Decisão: NEGADO PROVIMENTO. ALTERADO O EFEITO DO RECURSO.
Área Temática: DIR PROC CIV.
Legislação Nacional:
Sumário : I - A sentença não pode ocupar-se senão das questões suscitadas pelas partes, a não ser que a lei lhe permita ou imponha o conhecimento oficioso de outras (artigo 660, n. 2 do Codigo de Processo Civil).
II - Não basta ao tribunal que o autor relate os factos e indique o direito, deixando ao julgador a liberdade de tirar a correspondente conclusão; deve ser antes o proprio autor a dizer o que quer, delimitando, assim, a intervenção do tribunal e os seus poderes de cognição relativamente aos factos narrados.
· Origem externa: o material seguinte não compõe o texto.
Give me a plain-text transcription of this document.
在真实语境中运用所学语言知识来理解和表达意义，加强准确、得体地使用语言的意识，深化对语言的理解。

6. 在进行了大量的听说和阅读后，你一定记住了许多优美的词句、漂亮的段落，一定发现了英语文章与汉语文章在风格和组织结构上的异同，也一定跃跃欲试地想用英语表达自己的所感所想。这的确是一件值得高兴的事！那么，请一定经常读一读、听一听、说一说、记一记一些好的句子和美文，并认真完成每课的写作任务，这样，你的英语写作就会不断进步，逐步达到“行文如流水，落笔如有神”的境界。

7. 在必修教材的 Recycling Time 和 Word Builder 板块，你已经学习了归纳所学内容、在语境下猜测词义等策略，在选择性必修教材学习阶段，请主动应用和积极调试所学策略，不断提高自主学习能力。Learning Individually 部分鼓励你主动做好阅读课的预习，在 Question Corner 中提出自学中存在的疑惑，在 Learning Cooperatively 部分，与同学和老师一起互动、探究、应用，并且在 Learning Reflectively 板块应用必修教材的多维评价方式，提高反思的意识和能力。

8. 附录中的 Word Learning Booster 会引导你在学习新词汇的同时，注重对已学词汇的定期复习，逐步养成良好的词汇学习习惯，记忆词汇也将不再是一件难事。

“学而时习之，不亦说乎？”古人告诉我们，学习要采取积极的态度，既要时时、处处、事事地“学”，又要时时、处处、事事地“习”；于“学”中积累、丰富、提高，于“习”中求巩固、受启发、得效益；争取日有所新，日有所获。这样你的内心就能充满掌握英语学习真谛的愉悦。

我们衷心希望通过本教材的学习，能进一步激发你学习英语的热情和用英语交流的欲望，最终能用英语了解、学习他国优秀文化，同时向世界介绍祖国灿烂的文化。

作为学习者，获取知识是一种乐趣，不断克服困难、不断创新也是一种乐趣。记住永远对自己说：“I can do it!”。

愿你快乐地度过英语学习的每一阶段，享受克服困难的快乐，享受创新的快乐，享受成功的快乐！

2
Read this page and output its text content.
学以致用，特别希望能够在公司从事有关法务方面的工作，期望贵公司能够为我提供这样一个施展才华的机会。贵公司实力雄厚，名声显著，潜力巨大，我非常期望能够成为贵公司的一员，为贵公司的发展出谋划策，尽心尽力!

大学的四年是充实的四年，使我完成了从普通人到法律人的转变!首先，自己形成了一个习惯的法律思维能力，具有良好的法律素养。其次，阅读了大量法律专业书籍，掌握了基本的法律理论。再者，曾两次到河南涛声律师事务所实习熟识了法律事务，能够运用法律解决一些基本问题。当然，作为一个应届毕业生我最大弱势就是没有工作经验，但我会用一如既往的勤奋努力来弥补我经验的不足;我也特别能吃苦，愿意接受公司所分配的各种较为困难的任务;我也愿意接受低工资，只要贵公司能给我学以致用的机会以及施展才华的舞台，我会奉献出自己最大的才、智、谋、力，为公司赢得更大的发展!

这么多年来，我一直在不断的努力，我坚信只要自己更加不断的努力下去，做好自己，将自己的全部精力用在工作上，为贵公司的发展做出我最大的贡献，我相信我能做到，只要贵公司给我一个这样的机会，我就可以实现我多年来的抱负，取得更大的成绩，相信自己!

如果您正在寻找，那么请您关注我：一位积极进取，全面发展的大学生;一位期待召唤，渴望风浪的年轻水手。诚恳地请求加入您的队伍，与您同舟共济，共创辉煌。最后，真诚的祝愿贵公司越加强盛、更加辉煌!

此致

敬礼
III - E pelo pedido que o juiz sabe qual e a questão que lhe e posta, e não pelo simples relato dos factos.
IV - O reu deve, nos termos do artigo 488 do Codigo de Processo Civil, expor os factos e as razões de direito, por um lado, e, por outro indicar as conclusões da defesa.